なお、就労の始期については、18歳(大学卒業を前提とする場合は大学卒業予定時)とされますので、18歳未満の未就労者の逸失利益を計算する際は、以下の通りとなります。
計算式:男女別あるいは全労働者の平均賃金×(1-生活費控除率)×(67歳までのライプニッツ係数-18歳までのライプニッツ係数)
死亡慰謝料
基準額
死亡慰謝料については、一定の基準が定められています。
一家の支柱 2800万円
母親、配偶者 2500万円
その他(独身の男女、子供、幼児等) 2000万円~2500万円
ただし、この基準は、あくまで一応の目安で、具体的な事情により増減されます。
また、この基準は、死亡慰謝料の総額であり、被害者を亡くしたことによる近親者の固有の慰謝料額も含まれています。

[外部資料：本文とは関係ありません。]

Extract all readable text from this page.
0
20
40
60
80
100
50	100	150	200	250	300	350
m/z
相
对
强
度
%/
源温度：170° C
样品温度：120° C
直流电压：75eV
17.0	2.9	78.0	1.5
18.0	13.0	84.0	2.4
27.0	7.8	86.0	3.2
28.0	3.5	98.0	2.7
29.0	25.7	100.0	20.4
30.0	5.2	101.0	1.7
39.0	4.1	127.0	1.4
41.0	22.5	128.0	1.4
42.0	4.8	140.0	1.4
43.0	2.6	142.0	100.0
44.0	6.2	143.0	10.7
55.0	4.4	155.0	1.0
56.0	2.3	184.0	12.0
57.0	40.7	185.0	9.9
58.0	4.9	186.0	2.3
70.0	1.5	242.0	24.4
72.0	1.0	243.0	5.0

例えば、被害者本人に妻一人、子一人がいたという場合、被害者本人分の慰謝料が2600万円、妻固有の慰謝料が100万円、子固有の慰謝料が100万円の合計2800万円が認められるというようになります。
慰謝料増額の事由
加害者の運転態様が悪質な場合
例 無免許運転、飲酒運転、居眠り運転、著しいスピード違反、信号無視
加害者の事故後の対応が不誠実な場合
例 ひき逃げ、被害者を救護しないこと、証拠隠滅(加害車両の隠匿、廃棄、同乗者の口止めなど)、謝罪しないこと、虚偽の弁解など
被害者側に増額を認めるべき事情がある場合
例 被害者の遺族が精神疾患に罹患した場合、妻と小さい子を残して死亡した場合など
葬儀関係費用
被害者の遺族は、被害者の葬儀関係費用を支出した場合、その費用を請求することができます。

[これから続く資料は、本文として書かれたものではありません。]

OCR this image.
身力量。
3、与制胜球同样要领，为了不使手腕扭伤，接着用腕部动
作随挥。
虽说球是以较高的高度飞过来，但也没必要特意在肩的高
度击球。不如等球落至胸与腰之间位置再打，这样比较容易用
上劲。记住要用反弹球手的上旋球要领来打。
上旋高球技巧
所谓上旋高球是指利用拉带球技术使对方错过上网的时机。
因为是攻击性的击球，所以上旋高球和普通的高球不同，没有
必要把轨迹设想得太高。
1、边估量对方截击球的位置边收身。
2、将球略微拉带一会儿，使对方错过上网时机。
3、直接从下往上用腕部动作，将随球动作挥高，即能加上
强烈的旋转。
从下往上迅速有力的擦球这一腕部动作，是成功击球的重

裁判実務では、原則として、葬儀関係費用は150万円とされ、150万円を超えて支出しても、原則として150万円とされます。
一方、実際に支出した額が、150万円を下回る場合、実際に支出した額が、葬儀関係費用として認められています。
なお、香典については、損益相殺(損害を被った者が、同じ原因で利益を得た場合、損害額から利益分が控除されること)を行わず、逆に、香典返しは、損害と認められていません。
弁護士費用
裁判になった場合、弁護士費用については、弁護士に支払った着手金と報酬金の合計額ではなく、「事案の難易、請求額、認容された額その他諸般の事情を斟酌して相当と認められる額の範囲内」の額が損害として認められます。
裁判実務上は、判決で認められた全損害額の1割程度が弁護士費用にかかった損害額として認められます。
遅延損害金
裁判をした場合、遅延損害金(年5%)を、法律上、加害者に負担させることができます。